All these interactions with the general population and their pain points gather into a feedback loop that gets shared with team leads and then onto product and project management teams.
Customer support can observe the customer journey at work and identify where gaps and opportunities exist. This is why investing in good hires, training and resources, technology and a strong team culture are vital for setting you and your customer support team up for success.
How the pandemic has changed CX
During the pandemic, a large portion of the developed world was forced to continue their lives from within their homes. The use of online platforms soared. Companies like Zoom became household names overnight.
Many new customers who hadn't previously dealt with businesses in an online setting were now forced to use digital tools and services. The influx of "noobie" customers had an importance of CX in two ways;
- A larger volume of customers naturally exposes poor experiences
- Less experienced customers don't follow normal patterns
- There was a boom in new SaaS and online service companies
As a result, the importance of CX was catalysed for a lot of companies that had ignored it in the past. When your customer service agents are passing back a flood of tickets reporting a bad experience, it's hard not to take notice.
Another less obvious trend during the pandemic was triggered by supply chain issues that left a lot of consumers unable to buy their regular branded products. Buying new products and trying new things meant that customers searched for new brand relationships. Savvy companies that valued CX saw this as an opportunity to throw resources behind their customer service teams to win new business.
FAQ
Q: What is CX?
A: Customer Experience (CX) is a blanket term for all customer interactions with a business. It's more commonly known by the efforts a company puts into its customer relationship.

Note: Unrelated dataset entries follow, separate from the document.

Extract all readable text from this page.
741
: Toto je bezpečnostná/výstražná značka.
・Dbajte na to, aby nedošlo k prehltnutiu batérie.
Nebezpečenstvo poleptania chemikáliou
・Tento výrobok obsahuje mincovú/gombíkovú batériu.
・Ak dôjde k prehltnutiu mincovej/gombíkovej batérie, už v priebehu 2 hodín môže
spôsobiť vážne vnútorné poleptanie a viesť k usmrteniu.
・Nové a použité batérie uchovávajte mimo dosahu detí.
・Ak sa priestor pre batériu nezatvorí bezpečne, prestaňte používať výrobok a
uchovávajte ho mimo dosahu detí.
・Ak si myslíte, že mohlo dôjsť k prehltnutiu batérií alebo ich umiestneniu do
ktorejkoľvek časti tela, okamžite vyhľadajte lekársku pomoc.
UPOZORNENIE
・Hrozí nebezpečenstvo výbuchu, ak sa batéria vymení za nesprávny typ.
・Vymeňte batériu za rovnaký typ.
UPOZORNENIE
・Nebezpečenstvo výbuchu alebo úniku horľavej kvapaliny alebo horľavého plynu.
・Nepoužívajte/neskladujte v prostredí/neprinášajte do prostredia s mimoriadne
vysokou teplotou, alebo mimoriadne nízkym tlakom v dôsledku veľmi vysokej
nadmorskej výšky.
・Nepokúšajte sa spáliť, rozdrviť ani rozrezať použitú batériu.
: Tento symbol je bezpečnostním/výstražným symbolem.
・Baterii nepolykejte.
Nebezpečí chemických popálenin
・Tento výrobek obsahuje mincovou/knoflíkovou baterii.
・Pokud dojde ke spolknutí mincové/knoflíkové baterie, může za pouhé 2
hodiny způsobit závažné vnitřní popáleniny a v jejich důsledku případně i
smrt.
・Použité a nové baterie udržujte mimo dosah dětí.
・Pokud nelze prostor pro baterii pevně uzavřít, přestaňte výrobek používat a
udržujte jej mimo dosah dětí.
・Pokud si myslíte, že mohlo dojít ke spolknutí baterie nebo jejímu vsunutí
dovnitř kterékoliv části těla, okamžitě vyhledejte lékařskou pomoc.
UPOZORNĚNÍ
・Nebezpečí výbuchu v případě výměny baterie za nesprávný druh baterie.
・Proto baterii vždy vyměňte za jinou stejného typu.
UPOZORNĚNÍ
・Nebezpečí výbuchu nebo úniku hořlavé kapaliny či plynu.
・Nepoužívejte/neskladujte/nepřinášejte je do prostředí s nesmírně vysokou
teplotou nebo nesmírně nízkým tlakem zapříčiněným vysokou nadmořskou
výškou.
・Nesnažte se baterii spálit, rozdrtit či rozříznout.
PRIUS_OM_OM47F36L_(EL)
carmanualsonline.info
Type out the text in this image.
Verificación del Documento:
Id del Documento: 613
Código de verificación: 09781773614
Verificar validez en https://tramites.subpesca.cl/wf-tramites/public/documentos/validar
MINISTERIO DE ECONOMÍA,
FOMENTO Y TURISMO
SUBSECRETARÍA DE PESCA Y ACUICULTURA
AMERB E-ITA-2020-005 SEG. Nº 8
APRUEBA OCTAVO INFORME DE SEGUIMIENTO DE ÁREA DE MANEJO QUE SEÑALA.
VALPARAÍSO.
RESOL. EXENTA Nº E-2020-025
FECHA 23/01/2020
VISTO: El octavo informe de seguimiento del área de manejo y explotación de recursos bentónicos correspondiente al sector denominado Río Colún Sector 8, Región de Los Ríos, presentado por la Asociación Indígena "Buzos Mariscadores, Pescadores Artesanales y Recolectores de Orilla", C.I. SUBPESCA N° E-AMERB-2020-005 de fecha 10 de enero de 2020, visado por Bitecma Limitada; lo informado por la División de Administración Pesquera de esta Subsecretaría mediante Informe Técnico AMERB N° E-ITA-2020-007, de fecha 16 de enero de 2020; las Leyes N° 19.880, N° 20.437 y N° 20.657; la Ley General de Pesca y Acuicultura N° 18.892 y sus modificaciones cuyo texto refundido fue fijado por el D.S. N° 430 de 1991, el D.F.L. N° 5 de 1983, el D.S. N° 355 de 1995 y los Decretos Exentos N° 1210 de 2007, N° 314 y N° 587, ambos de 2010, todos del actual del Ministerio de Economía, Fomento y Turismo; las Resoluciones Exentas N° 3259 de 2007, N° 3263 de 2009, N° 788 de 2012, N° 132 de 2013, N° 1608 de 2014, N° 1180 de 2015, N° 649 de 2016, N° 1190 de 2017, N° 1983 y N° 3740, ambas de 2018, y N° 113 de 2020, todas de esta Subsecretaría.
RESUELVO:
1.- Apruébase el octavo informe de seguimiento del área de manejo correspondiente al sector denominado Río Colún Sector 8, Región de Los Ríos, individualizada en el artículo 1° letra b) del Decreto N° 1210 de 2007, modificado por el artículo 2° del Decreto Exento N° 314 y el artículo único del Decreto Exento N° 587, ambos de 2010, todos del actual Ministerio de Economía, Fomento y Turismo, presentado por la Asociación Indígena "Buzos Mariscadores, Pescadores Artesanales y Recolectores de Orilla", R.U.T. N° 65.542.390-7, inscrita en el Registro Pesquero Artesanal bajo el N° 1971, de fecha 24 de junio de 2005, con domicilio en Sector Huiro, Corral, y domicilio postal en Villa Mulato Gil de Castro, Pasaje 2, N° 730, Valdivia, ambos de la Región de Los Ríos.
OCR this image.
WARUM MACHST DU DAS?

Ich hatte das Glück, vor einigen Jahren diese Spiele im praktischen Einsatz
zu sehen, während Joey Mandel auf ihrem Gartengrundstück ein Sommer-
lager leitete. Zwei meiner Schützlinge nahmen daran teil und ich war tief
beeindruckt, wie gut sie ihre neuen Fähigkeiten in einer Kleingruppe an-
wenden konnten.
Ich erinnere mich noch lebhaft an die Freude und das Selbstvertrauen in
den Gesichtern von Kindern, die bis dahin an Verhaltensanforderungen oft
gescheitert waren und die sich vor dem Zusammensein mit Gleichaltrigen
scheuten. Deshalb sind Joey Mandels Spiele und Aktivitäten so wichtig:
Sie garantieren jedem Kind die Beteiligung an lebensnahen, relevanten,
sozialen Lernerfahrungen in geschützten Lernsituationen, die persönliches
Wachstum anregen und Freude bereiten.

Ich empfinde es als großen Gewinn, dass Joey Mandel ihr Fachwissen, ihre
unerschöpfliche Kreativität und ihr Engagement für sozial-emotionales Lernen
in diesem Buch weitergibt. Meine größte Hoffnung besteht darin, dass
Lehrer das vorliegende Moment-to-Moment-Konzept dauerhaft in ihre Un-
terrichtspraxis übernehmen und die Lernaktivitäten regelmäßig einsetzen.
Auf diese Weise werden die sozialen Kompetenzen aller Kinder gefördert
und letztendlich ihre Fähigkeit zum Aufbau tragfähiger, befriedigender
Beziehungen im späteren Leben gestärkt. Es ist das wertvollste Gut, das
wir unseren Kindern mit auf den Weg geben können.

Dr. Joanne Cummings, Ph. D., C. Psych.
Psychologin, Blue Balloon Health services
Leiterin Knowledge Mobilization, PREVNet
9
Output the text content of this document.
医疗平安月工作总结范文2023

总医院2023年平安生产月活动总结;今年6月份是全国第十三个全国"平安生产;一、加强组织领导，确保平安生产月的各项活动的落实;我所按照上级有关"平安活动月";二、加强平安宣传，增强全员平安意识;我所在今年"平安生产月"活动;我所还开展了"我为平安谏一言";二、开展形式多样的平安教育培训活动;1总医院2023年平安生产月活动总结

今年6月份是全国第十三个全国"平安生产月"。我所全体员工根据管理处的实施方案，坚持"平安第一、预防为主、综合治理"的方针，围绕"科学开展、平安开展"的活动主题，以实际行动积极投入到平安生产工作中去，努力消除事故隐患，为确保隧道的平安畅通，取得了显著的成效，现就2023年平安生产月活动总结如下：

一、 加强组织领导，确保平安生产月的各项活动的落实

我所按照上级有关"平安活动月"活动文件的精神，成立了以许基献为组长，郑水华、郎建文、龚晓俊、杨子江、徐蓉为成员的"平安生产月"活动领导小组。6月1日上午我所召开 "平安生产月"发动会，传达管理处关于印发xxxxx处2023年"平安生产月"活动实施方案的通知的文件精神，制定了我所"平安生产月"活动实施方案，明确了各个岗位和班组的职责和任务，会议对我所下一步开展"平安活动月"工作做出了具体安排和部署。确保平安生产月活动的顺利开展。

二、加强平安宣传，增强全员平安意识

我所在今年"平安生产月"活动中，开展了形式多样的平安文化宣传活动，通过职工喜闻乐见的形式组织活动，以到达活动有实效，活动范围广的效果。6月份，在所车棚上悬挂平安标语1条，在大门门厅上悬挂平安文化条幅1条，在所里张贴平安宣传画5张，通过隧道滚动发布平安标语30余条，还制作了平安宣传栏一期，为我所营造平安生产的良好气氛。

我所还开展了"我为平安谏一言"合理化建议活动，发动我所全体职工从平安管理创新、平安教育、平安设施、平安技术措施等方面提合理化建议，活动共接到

Q: What is a CX professional?
A: A Customer Experience professional works to analyse and improve how a business interacts with its customers. They typically work with a Customer Experience Management system to identify data trends and make suggestions for improving CX.
Q: What is a customer journey map?
A: A customer journey map is a visual representation of the path a customer takes from deciding to make a purchase to buying something with a business.
Q: What is the customer journey design process?
A: The customer journey design process involves thinking through every step a customer takes along the purchasing journey and optimising it to create a great customer experience.
Q: What's the difference between CX and UX (User Experience)?
User Experience (UX) is focused on providing users with the least friction as they interact with a product. UX mostly involves design and layout. Customer Experience (CX) is an umbrella term that describes all customer interactions and business interactions.
Conclusion
Does your organisation have a customer-first mindset? What CX initiatives do you have in place to improve the experience for your customers? You should get on board the CX train sharpish if you've answered anything less than two yeses. In the current economic marketplace, it's a business catastrophe to forget about your most important asset - your customer.